A higher EDIH and ELIH score also increased the risk of BC in postmenopausal women. Increased endogenous estrogen status [35] is associated with postmenopausal breast cancer risk [36]. Although insufficient evidence is available on the possible effect of pre-and post-menopausal cancer, the risk of uterine, ovarian, and breast cancers increases with aging, especially after age 55 years old [37]. Lifestyle changes, anthropometric changes, including elevated BMI and adiposity, low physical activity, and hormone replacement therapy, increase by getting older and in those experiencing a postmenopausal period, can enhance BC risk [38, 39]. For instance, Toklu and Nogay indicate that unhealthy dietary patterns and eating deep-fried red meat, a sedentary lifestyle, and a high BMI, especially during the postmenopausal period, are risk factors for BC [40].

In addition, according to subgroup analysis results, a significant direct association of ELIH with the risk of BC was observed in subjects with a history of cancer. There is some evidence on the relationship between family history and the risk of BC, which expresses that first-degree family history can promote invasive BC risk [41]. For instance, Reiner et al. reported that having a first-degree relative with BC is associated with higher BC risk [42]. Also, Ahern et al. demonstrated that first- and second-degree relatives can estimate BC occurrence [43]. As well as hereditary has an important role in breast cancer incidence [44], family members may have a similar unhealthy lifestyle and dietary behaviors.

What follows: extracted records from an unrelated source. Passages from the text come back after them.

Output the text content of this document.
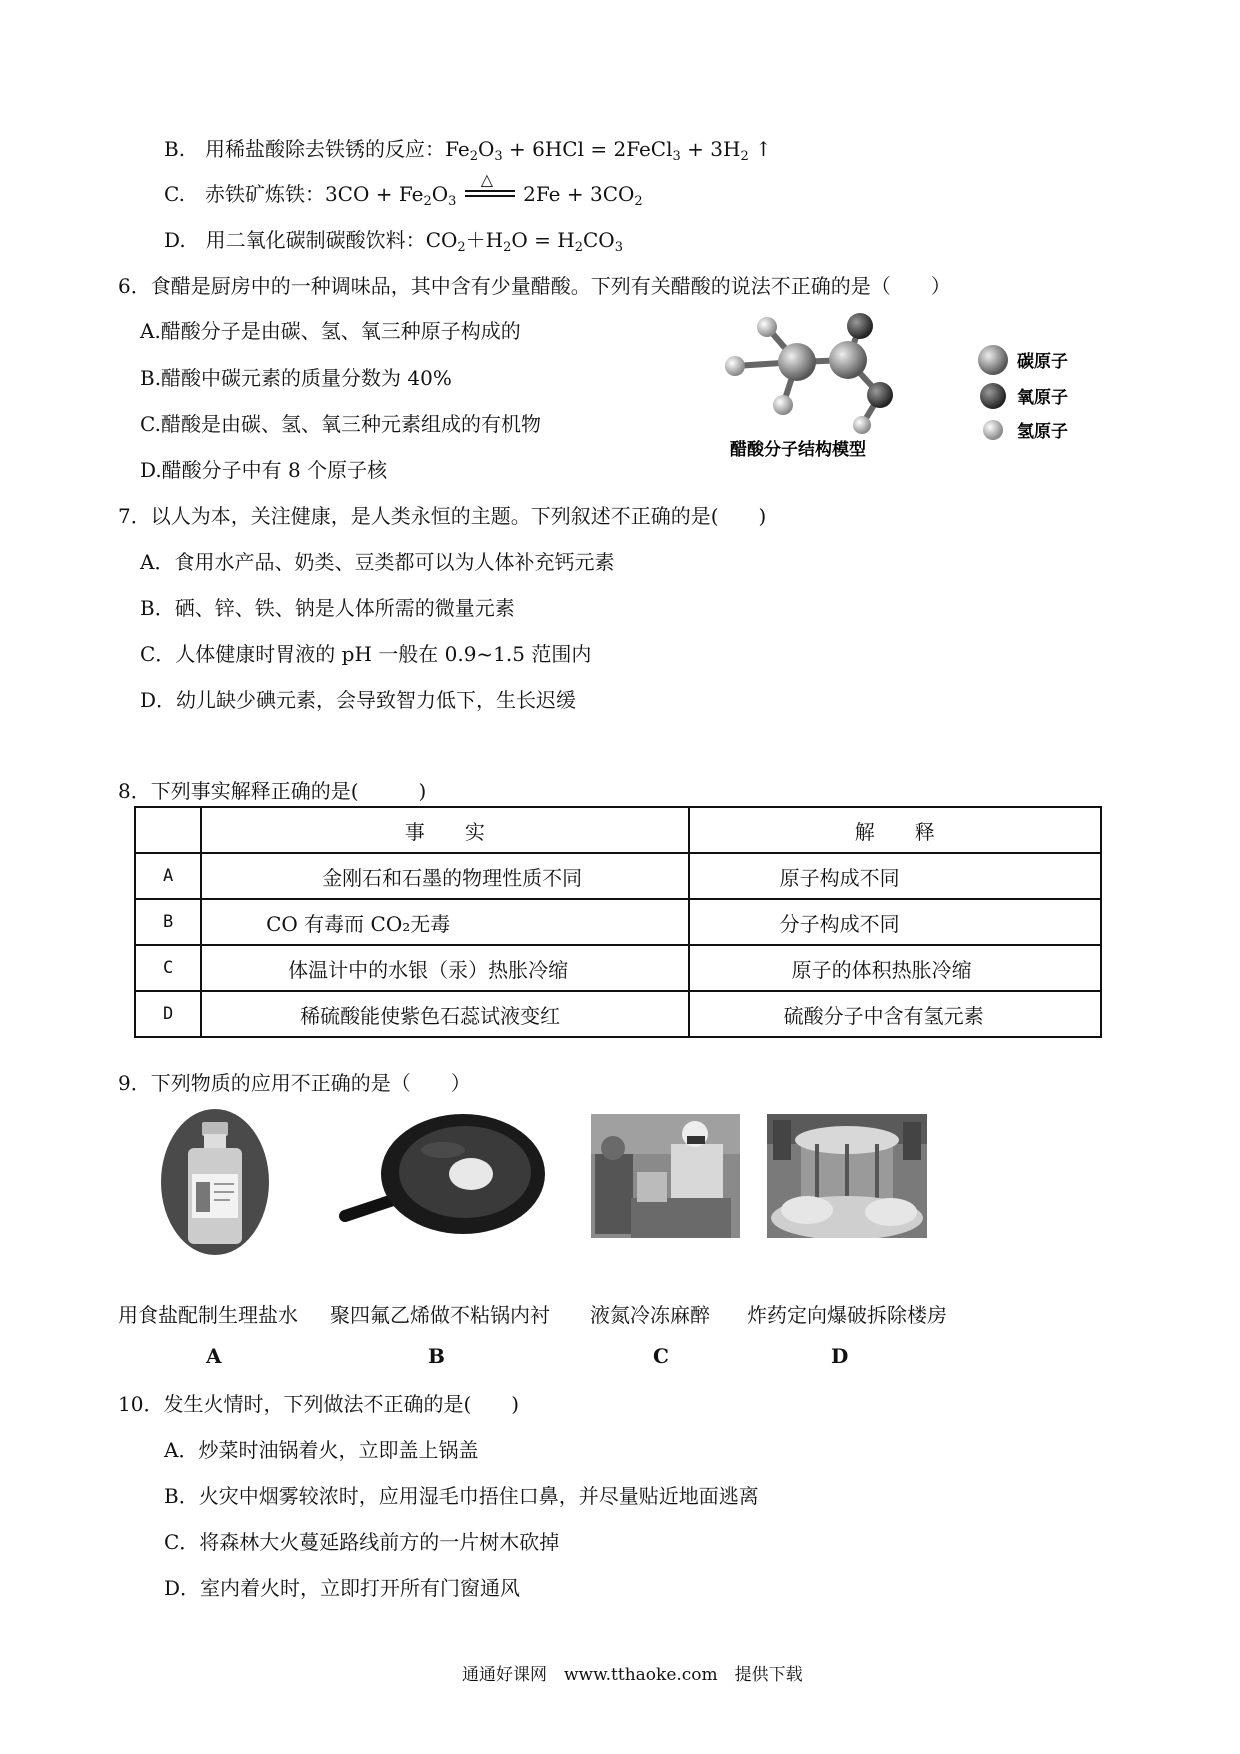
B.　用稀盐酸除去铁锈的反应：$Fe_2O_3 + 6HCl$ = 2FeCl$_3$ + $3H_2$ ↑
C.　赤铁矿炼铁：$3CO + Fe_2O_3$
△
$2Fe + 3CO_2$
D.　用二氧化碳制碳酸饮料：$CO_2+H_2O = H_2CO_3$
6．食醋是厨房中的一种调味品，其中含有少量醋酸。下列有关醋酸的说法不正确的是（　　）
A.醋酸分子是由碳、氢、氧三种原子构成的
B.醋酸中碳元素的质量分数为 40%
C.醋酸是由碳、氢、氧三种元素组成的有机物
D.醋酸分子中有 8 个原子核
碳原子
氧原子
氢原子
醋酸分子结构模型
7．以人为本，关注健康，是人类永恒的主题。下列叙述不正确的是(　　)
A．食用水产品、奶类、豆类都可以为人体补充钙元素
B．硒、锌、铁、钠是人体所需的微量元素
C．人体健康时胃液的 pH 一般在 0.9~1.5 范围内
D．幼儿缺少碘元素，会导致智力低下，生长迟缓
8．下列事实解释正确的是(　　　)
	事　　实	解　　释
A	金刚石和石墨的物理性质不同	原子构成不同
B	CO 有毒而 CO₂无毒	分子构成不同
C	体温计中的水银（汞）热胀冷缩	原子的体积热胀冷缩
D	稀硫酸能使紫色石蕊试液变红	硫酸分子中含有氢元素
9．下列物质的应用不正确的是（　　）
用食盐配制生理盐水 聚四氟乙烯做不粘锅内衬 液氮冷冻麻醉 炸药定向爆破拆除楼房
A	B	C	D
10．发生火情时，下列做法不正确的是(　　)
A．炒菜时油锅着火，立即盖上锅盖
B．火灾中烟雾较浓时，应用湿毛巾捂住口鼻，并尽量贴近地面逃离
C．将森林大火蔓延路线前方的一片树木砍掉
D．室内着火时，立即打开所有门窗通风
通通好课网　www.tthaoke.com　提供下载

Strengths of the current study include the novelty of the investigation and data gathering from well-documented research centers. Furthermore, we have used valid and reliable questionnaires for dietary intake and physical activity evaluation. In addition, multiple logistic regression models, considering various confounders, were used in our study. However, we acknowledge some limitations.

The main limitation of the current study was the case-control study design which cannot provide a causal relationship. Also, our trained dietitians were not masked about cases and controls; however, during training, focus was given to minimize possible information bias to collect the data without mental background about participants’ cancer status. Since the study is conducted in Tehran, Iran, we cannot generalize the results to the other women population. Also, recall bias is possible due to using FFQ for dietary assessment. Furthermore, conducting stratified analyses based on three variables may increase the possibility of showing chance findings. However, the findings about EDIH, EDIR, and ELIR were repeated. Only ELIH showed a positive association with cancer among postmenopausal women, those with the cancer family history, and those with no OCP consumption. So, these findings should be tested among mentioned subgroups in other studies for a better perception of the ELIH-cancer relationship.

Conclusion

In conclusion, our results showed a possible link between EDIH and higher BC risk. Also, higher EDIH and ELIH scores were associated with a higher risk of BC in women in the postmenopausal period, having a family history of BC, and those who do not use OCP.